El candidato independiente

Va cogiendo cuerpo la propuesta de investir presidente del gobierno a un “candidato independiente”. Hace unos meses, cuando se planteó este mismo asunto, hubo quien objetó falta de tradición histórica, hostilidad natural de los españoles a aceptar que les gobierne alguien a quien no hayan votado, y todo esto se dijo sin rubor alguno, como si ni los monarcas ni los dictadores formasen parte de esa misma tradición histórica. Por supuesto que nadie quería referirse a una historia tan histórica, sino tan solo a la más reciente y democrática; por eso es tanto más extraño que no se haya invocado el ejemplo de nuestros vecinos europeos, que siempre tienen la democracia más larga y no se cortan un pelo a la hora de ungir a cualquier espadón postmoderno, con la única condición de que se deje llamar “tecnócrata”. Por lo demás, ese temor a una reacción furibunda, incluso violenta, de la plebe, estaría justificado si hasta ahora se hubiese al menos emplumado a alguno de los muchos políticos corruptos de los que desfilan a diario camino del juzgado (o del senado), pero en vista de la impasibilidad y la paciencia que estamos mostrando, y teniendo en cuenta la contumacia con la que tantos millones de ciudadanos siguen depositando su confianza y su voto en partidos no solo salpicados sino anegados por la corrupción sistémica, a nadie le extrañaría que saliéramos en masa a aplaudir a ese supuesto independiente si de veras lo parece.

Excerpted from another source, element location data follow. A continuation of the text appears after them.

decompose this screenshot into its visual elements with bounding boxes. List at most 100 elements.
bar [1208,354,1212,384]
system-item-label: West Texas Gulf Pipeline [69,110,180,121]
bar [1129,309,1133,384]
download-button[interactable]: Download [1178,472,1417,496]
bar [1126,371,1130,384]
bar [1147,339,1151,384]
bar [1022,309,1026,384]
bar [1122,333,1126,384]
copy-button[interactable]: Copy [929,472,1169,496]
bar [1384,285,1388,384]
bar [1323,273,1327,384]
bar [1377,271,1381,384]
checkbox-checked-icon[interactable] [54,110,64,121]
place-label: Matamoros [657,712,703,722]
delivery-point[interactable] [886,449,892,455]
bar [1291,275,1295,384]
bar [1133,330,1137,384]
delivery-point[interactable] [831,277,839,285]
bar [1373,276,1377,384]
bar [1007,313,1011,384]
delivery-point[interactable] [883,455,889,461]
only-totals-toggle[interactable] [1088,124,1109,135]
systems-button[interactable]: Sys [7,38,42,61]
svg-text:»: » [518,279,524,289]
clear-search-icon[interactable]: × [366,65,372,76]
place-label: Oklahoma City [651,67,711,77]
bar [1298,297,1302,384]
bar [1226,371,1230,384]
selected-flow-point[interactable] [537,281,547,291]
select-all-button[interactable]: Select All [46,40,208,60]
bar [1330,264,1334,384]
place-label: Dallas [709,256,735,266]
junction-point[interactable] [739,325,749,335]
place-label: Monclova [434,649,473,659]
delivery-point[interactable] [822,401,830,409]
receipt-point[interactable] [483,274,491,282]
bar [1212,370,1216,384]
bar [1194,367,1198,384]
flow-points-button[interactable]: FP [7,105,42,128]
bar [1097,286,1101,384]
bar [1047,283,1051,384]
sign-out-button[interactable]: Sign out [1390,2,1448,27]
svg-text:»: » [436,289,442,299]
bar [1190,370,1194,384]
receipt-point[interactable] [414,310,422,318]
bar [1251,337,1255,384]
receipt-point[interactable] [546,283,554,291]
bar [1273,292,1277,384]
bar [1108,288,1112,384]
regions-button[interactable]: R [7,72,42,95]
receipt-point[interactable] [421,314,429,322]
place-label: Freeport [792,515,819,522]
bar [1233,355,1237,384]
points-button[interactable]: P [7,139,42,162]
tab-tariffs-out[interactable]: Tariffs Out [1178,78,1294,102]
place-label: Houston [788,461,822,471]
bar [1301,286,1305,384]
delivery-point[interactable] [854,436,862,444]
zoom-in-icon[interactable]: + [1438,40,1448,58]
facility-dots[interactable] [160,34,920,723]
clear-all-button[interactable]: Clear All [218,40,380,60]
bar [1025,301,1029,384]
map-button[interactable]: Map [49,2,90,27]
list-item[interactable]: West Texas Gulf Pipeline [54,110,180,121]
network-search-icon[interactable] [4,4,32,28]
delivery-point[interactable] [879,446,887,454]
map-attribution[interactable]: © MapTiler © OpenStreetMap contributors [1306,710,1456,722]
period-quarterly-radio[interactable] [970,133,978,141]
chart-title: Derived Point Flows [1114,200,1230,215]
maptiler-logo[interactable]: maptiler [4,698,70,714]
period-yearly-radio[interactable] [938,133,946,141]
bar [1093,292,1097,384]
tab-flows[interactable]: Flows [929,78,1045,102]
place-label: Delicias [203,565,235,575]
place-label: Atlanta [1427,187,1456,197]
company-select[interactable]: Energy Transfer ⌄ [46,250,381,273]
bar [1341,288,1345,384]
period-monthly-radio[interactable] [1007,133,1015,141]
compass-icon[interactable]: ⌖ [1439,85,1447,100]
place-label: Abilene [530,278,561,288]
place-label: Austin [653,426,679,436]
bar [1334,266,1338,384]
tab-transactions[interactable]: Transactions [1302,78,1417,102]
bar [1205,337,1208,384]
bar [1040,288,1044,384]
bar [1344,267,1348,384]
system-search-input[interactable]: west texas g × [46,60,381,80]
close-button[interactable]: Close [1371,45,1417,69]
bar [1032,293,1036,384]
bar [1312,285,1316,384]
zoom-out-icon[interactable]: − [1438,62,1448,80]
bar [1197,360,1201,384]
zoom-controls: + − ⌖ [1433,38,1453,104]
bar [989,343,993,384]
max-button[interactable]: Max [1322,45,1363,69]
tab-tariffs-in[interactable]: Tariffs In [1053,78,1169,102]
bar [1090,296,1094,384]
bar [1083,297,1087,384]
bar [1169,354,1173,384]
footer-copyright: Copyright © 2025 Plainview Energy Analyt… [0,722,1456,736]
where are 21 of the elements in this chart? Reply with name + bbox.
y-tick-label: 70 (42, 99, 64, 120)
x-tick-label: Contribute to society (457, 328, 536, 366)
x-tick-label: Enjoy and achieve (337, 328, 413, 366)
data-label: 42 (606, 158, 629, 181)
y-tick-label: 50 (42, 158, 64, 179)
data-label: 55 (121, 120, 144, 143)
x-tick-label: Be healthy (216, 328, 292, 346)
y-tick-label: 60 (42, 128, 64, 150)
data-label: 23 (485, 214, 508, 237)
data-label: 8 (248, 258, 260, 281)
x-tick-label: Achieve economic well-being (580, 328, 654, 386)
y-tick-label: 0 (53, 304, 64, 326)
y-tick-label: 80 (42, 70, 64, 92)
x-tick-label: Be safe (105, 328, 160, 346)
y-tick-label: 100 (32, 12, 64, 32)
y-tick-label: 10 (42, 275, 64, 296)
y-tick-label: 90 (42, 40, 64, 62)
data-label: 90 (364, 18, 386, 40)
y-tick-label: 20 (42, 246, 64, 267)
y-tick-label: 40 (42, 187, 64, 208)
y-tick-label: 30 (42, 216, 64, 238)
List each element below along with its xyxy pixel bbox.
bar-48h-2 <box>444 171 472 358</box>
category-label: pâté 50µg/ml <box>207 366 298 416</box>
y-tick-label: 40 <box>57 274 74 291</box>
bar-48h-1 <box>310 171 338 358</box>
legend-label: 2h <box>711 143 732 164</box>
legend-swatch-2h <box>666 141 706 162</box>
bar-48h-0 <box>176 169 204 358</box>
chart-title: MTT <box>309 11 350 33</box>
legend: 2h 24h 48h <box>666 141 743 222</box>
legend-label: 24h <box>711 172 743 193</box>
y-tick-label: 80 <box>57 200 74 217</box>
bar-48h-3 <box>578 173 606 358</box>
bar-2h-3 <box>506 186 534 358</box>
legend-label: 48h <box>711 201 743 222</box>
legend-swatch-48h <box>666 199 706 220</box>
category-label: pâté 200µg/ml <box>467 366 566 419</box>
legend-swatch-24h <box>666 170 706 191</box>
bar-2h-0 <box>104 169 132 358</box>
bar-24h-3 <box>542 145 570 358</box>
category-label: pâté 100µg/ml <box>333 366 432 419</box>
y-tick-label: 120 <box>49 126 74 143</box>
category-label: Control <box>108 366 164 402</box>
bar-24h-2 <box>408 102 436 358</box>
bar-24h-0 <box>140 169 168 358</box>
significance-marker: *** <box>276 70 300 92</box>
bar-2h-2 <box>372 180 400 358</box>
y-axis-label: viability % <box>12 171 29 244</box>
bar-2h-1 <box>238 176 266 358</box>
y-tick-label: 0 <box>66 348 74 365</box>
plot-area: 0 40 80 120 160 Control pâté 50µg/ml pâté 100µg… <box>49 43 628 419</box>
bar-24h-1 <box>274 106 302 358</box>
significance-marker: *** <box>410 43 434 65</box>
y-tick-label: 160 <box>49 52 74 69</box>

En cualquier caso, es evidente que en estos meses ha cambiado el tono de la propuesta, y también el de las reacciones que suscita. Ya no son solo añosos y venerables sarcófagos parlantes los que dan la matraca con el candidato independiente, ahora es también el joven y preparado Albert Rivera quien se apunta a esta novedosa forma de independentismo. De parte de Podemos ya fuimos informados, meses ha, de que no caería mal la puesta de largo de algún personaje de reconocida solvencia, sea lo que sea tal cosa, pero eso fue antes de la caída de Errejón, así que lo mismo ahora ya no van por ahí los tiros o tal vez sí pero no porque la única solvencia reconocible sería la de Anguita y no veo yo que el año del cambio haya dado para tanto. Respecto a aquellos cuya reacción se temía airada y despiadada, a saber, los votantes, mucho me temo que esa indignación en potencia haya perdido potencia, a fuerza de oír a todas horas que España no quiere unas nuevas elecciones, que son muy caras y que, a una mala, ganan los otros.

Y puede que este sea el verdadero problema, pues si bien tanto el PSOE como Podemos y Ciudadanos se las prometían muy felices antes de hacer aguas y hundirse el barco del amor de Pedro Sánchez, en estos momentos cualquiera de los tres tiene tantas probabilidades de mejorar sus resultados electorales como de empeorarlos notablemente. Así que, después de todo, igual ya no era tan mala idea poner a un tecnócrata, a un burócrata o a un ludópata al frente del gobierno, si con eso garantizamos el equilibrio de escaños y sobre todo la posesión de los mismos, que ya hay quien ha pagado la guarde para el año entero.

Con la calculadora en una mano y el cinismo en la otra, el candidato indepe es todo ventajas: para el PP, porque le permite deshacerse de Rajoy sin inmolarse en el intento; para Podemos y Ciudadanos, porque les da la oportunidad de exhibir seriedad y sentido de Estado sin ejercer ni lo uno ni lo otro; en cuanto al PSOE, a estas alturas de la película, uno diría que tanto le da que le da lo mismo. En todos los casos se previene el posible batacazo electoral, que de momento lo pintan calvo, y se diluye la responsabilidad de coadyuvar en ulteriores recortes y ajustes.

Porque esa es la verdadera incógnita: una vez descartada la opción de hacer frente a las políticas de austeridad y a los dictados del Eurogrupo, ¿por qué tardar tanto en formar un gobierno que en última instancia no va a hacer mucho más que ejecutar los mandatos de Bruselas o de la oligarquía patria? Para un viaje tan corto no se necesita otra cosa que gracejo y discreción, llenar bien el chaqué y que no parezca que te acaban de despedir de una pasantía. No ser Rajoy, básicamente. Y eso es algo que está muy lejos de constituir un reto para nadie.